Worsening economic conditions impacted credit market returns in 2022. However, this did not result in a corresponding large increase in defaults as one might have expected. Through the end of November 2022, the high yield market was down -10.54% and the 12-month high yield default rate was only at 1.47%.1 While spreads in the high yield market widened since the beginning of 2022 to 455 bps,2 they had not widened out to historic recessionary levels (over 800 bps on average) by the end of November. This indicates that the traditional risk transfer that usually occurs during most market dislocations from par holders to stressed buyers of credit has largely not taken place. In addition, it is very likely that spreads and prices may see further downside volatility in 2023. This opinion is reinforced by the forecasted doubling of speculative-grade credit default rates in 2023 by Moody’s.3 As illustrated in the following chart, the percentage of single-B and lower-rated credits has grown to over 70% of the leveraged loan market over the past few years, thus this forecast appears to be attainable.4 If higher interest rates coupled with economic headwinds negatively impact weaker credits as expected, especially in Europe, opportunities in the credit special situations market should increase significantly in 2023.
Leveraged loan market: % of single-B and lower-rated loans (by par amount)
With the cold weather of winter, a further divergence is possible between the economic conditions of the U.S. and Europe. In the U.S., inflation, while still elevated, seems to have peaked as illustrated by easing freight and transport costs for many businesses. Europe is a different story as the continent’s dependence on foreign, and primarily Russian, energy may cause inflationary pressures to stay elevated in the near term. This has made it difficult for European businesses to provide accurate forward guidance. In response, we have been more focused on U.S. opportunities and expect this to continue in the early months of 2023. Over the medium term, we anticipate a greater distressed opportunity set in Europe once the negative impact of these headwinds is more accurately reflected in credit markets.

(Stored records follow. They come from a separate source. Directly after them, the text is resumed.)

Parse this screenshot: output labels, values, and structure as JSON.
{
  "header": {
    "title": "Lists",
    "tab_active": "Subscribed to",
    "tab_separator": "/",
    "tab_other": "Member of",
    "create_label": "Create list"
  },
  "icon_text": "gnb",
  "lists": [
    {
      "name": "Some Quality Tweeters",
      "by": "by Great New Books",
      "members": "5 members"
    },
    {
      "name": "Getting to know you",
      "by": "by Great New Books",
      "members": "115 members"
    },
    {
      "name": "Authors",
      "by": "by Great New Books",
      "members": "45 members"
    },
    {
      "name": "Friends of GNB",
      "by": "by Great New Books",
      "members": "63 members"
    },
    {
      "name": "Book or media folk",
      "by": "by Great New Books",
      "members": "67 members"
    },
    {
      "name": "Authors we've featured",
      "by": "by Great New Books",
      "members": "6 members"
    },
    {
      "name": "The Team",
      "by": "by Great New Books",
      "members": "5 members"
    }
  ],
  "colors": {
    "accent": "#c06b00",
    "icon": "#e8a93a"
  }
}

In summary, while there will be unique investment opportunities in the public credit markets, we believe bespoke private transactions, where risks and protections can be more closely monitored and negotiated, offer the best risk/return trade-offs in the current market. From a geographic standpoint, our investment focus is skewed toward short-dated, event-driven transactions in North America. Over the medium to long term, we expect this focus to shift toward Europe as a larger distressed opportunity set may become available there following the winter months.